China’s urban villages are dense multi-storey collectives that house a poor, floating population. This particular urban example can prove to be a testing ground for a new housing model by eradicating the strict separation of private-public space and fully optimising the vertical to allow a denser urban village that prioritises connections.
The design thesis project aims to create an urban plan that redistributes the housing of Gangxia urban village in Shenzhen to alleviate the grim aspects of the existing living conditions. This is done through the aggregation of new housing units that intensify the dense environment – the most visible quality of urban villages – while introducing greater access to sunlight, shared facilities, and public engagement programmes. Maximum urbanisation was simulated in the resulting aggregation, demonstrating how each colony may ultimately function as its own autonomous urban village. However, as the title of the design thesis suggests, Connected Co-Living seeks to create a connective network between all colonies while maintaining a high level of individual, mass-customisation possibilities.
As Shenzhen’s growing urban sprawl encroached on the surrounding rural land, it created a unique housing community: the urban village.

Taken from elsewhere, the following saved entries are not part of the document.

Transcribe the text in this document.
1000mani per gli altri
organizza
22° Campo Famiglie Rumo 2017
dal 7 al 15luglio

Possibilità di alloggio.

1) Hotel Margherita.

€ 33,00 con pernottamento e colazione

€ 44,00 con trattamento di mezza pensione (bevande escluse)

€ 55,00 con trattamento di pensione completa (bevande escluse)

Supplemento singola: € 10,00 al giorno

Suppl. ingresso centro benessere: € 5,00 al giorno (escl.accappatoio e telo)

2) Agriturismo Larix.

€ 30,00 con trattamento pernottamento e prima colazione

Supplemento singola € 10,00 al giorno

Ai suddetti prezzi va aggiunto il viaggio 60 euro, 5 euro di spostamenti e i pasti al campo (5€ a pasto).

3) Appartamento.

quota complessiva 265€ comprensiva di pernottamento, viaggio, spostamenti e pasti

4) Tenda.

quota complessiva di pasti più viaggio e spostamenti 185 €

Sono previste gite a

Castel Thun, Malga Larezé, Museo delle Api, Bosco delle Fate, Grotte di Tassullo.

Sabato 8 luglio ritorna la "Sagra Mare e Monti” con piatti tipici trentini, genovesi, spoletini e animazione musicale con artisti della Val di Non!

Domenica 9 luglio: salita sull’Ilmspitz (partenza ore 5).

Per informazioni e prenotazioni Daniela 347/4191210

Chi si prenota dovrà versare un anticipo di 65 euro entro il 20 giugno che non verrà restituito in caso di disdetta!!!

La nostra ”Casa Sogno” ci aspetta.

The urban village was unregulated and as the population ballooned, so did the buildings.
Concentrated areas of programme determine where density of housing would be best distributed within the site.
Residents can influence the arrangement of components – bedroom, bathroom, study, and living room – to connect into the shared living.
The construction uses modulated panels that operate like insulating concrete forms (ICFs). This makes the building process easier by simplifying the transport of materials and requiring less trade skill level for construction.
To create connections, rather than one common space for all residents to share, multiple levels of spaces were created that allow for greater, intimate connections to be made.
The colony is an aggregation of generated community levels. In the algorithmic process these levels are place-holder geometries that get replaced with the household units and shared space.
Series of colonies are simulated to analyse if the user preference relation to the unit distribution is accurate. The unit distribution is determined according to the extended site concentration map.
After the colony is created, it is optimised at the village scale with a refined exterior structural system that distributes the load from the floating clusters.
The exoskeleton is made of two elements: structural modules and the elevated plaza structure. The structure is raised to extend the public access areas across the urban village.
A site map of new colonies. In addition to the removal of existing urban village buildings, different strategies were tested to prove that the typology could adapt to various contexts.
Beginning with small footprints, the multi-foot tower grows vertically until the clusters can combine above the existing housing.